The riot sequence ends with an act of ugly, clumsy, brutal violence that forms a clean tonal break between the prologue and the rest of the movie; where the first act has the apparent narrative formlessness and freedom of something like Love Streams or Opening Night, the rest of the picture is rendered with the air-tight structural rigor of a Walter Hill action flick or a Cronenberg horror film. Hook, the young soldier who is separated from his unit and forced to fend for himself on Belfast’s mean streets, becomes a focal point for a wide array of people who either want him rescued or want him dead; there are not only the two sides of the overall conflict, but warring factions within those sides, as well as informants and spies. Demange and Burke navigate all of the interconnecting storylines and relationships with a concision and clarity that would do Kurosawa proud, and as the action unfolds the genius of their opening act becomes more and more apparent. The relaxed quality of the early passages allows the audience to breathe and become acclimated to the characters’ surroundings before all hell breaks loose, and thus even when the movie is piling on the action with sequences involving dozens of characters, it never becomes confusing or muddled. We understand where every character is coming from, and we are tortured by every complicated moral and ethical quandary that arises.
Yet using the word “tortured” overlooks how flat-out exhilarating this movie is, and the reason why I genuinely think that if mass audiences could be persuaded to see it their world would be rocked. For while ’71 is a supremely intelligent film that examines serious issues — like the fact that soldiers on both sides of a conflict tend to have more in common with each other than with the men sending them to war, or the increasingly convoluted moral arguments men and women at war have to invent for each other and themselves — it is also a more kinetic, kick-ass action film than the last three Marvel movies combined. (Come to think of it, if Marvel Studios president Kevin Feige has any sense he’ll offer Demange a bag of money to direct the recently announced Spider-Man reboot — I can’t imagine anyone better suited to take on the combination of large-scale action and adolescent character study that that franchise requires.) The movie is jammed to the hilt with set pieces that don’t feel like set pieces — they feel real, immediate and terrifying, and each one is more viscerally affecting than the one that came before.

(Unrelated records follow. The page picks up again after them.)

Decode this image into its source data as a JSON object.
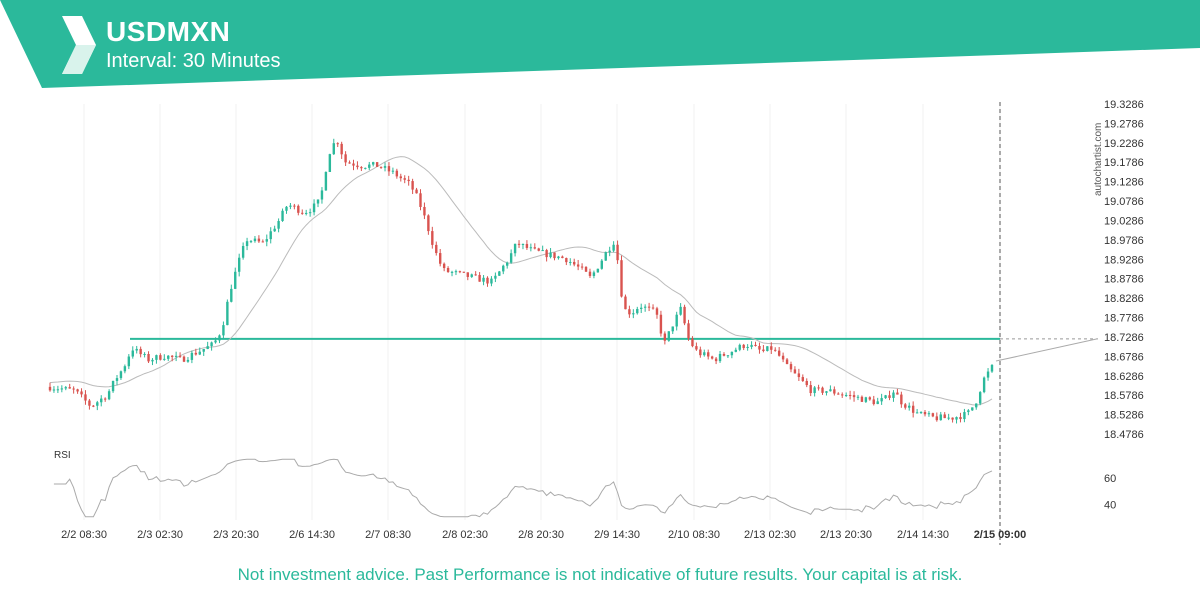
{
  "header": {
    "symbol": "USDMXN",
    "interval": "Interval: 30 Minutes",
    "brand_color": "#2bb99b"
  },
  "watermark": "autochartist.com",
  "disclaimer": "Not investment advice. Past Performance is not indicative of future results. Your capital is at risk.",
  "chart_data": {
    "type": "candlestick",
    "price_axis": {
      "ticks": [
        "19.3286",
        "19.2786",
        "19.2286",
        "19.1786",
        "19.1286",
        "19.0786",
        "19.0286",
        "18.9786",
        "18.9286",
        "18.8786",
        "18.8286",
        "18.7786",
        "18.7286",
        "18.6786",
        "18.6286",
        "18.5786",
        "18.5286",
        "18.4786"
      ],
      "range": [
        18.46,
        19.34
      ]
    },
    "time_axis": {
      "ticks": [
        "2/2 08:30",
        "2/3 02:30",
        "2/3 20:30",
        "2/6 14:30",
        "2/7 08:30",
        "2/8 02:30",
        "2/8 20:30",
        "2/9 14:30",
        "2/10 08:30",
        "2/13 02:30",
        "2/13 20:30",
        "2/14 14:30",
        "2/15 09:00"
      ],
      "current": "2/15 09:00"
    },
    "resistance_level": 18.7236,
    "price_path": [
      [
        0,
        18.6
      ],
      [
        3,
        18.59
      ],
      [
        5,
        18.55
      ],
      [
        7,
        18.58
      ],
      [
        8,
        18.62
      ],
      [
        9,
        18.65
      ],
      [
        10,
        18.7
      ],
      [
        12,
        18.67
      ],
      [
        14,
        18.68
      ],
      [
        16,
        18.67
      ],
      [
        18,
        18.69
      ],
      [
        20,
        18.71
      ],
      [
        21,
        18.75
      ],
      [
        22,
        18.85
      ],
      [
        23,
        18.92
      ],
      [
        24,
        18.98
      ],
      [
        26,
        18.97
      ],
      [
        28,
        19.03
      ],
      [
        29,
        19.07
      ],
      [
        31,
        19.05
      ],
      [
        32,
        19.06
      ],
      [
        33,
        19.08
      ],
      [
        34,
        19.2
      ],
      [
        35,
        19.24
      ],
      [
        36,
        19.18
      ],
      [
        38,
        19.17
      ],
      [
        40,
        19.17
      ],
      [
        42,
        19.15
      ],
      [
        44,
        19.12
      ],
      [
        45,
        19.08
      ],
      [
        46,
        19.02
      ],
      [
        47,
        18.95
      ],
      [
        48,
        18.9
      ],
      [
        50,
        18.89
      ],
      [
        52,
        18.88
      ],
      [
        54,
        18.87
      ],
      [
        56,
        18.93
      ],
      [
        57,
        18.97
      ],
      [
        59,
        18.95
      ],
      [
        61,
        18.94
      ],
      [
        63,
        18.93
      ],
      [
        65,
        18.9
      ],
      [
        66,
        18.88
      ],
      [
        68,
        18.95
      ],
      [
        69,
        18.98
      ],
      [
        70,
        18.8
      ],
      [
        71,
        18.79
      ],
      [
        72,
        18.81
      ],
      [
        74,
        18.79
      ],
      [
        75,
        18.71
      ],
      [
        76,
        18.76
      ],
      [
        77,
        18.8
      ],
      [
        78,
        18.72
      ],
      [
        79,
        18.69
      ],
      [
        81,
        18.67
      ],
      [
        83,
        18.69
      ],
      [
        85,
        18.71
      ],
      [
        87,
        18.69
      ],
      [
        88,
        18.7
      ],
      [
        89,
        18.68
      ],
      [
        90,
        18.65
      ],
      [
        91,
        18.63
      ],
      [
        93,
        18.59
      ],
      [
        95,
        18.59
      ],
      [
        97,
        18.58
      ],
      [
        99,
        18.57
      ],
      [
        101,
        18.56
      ],
      [
        102,
        18.57
      ],
      [
        103,
        18.59
      ],
      [
        104,
        18.56
      ],
      [
        106,
        18.53
      ],
      [
        108,
        18.52
      ],
      [
        110,
        18.52
      ],
      [
        112,
        18.53
      ],
      [
        113,
        18.56
      ],
      [
        114,
        18.62
      ],
      [
        115,
        18.65
      ]
    ],
    "price_path_domain": [
      0,
      115
    ],
    "rsi": {
      "label": "RSI",
      "ticks": [
        "60",
        "40"
      ],
      "range": [
        30,
        75
      ]
    }
  }
}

I’ve seen ’71 twice, and I honestly can’t quite put my finger on how Demange achieves his end results here; his technique is invisible but undeniable. He’s also a master director of actors, another trait he shares in common with action auteurs like Hill and Peckinpah — every single part here is cast impeccably, and there isn’t an inauthentic moment in terms of performance. Come to think of it, there isn’t an inauthentic moment period, yet ’71 delivers all of the emotional satisfactions (and then some) of a more conventionally constructed Hollywood entertainment like Saving Private Ryan. In many ways, ’71 plays like that film’s far darker doppelgänger — it’s another war movie about a group of men dying in the service of one lone soldier, but Demange shares none of Spielberg’s belief in the redemptive, heroic side of war. The film’s conclusion echoes another iconic war film, John Ford’s Fort Apache, though lacks Ford’s belief in honor and legacy. The upshot is that ’71 is that rare achievement, a violent action film of great moral seriousness that plays the audience like a piano but doesn’t glorify or glamorize its carnage — it’s spectactular entertainment that doesn’t require the viewer to disengage his or her brain. Eternal optimist that I am, I still think that there’s got to be as big an audience for a thinking-person’s action film as there is for anything else; if only Demange could get his film booked into the multiplexes, he’d be as big as J.J. Abrams.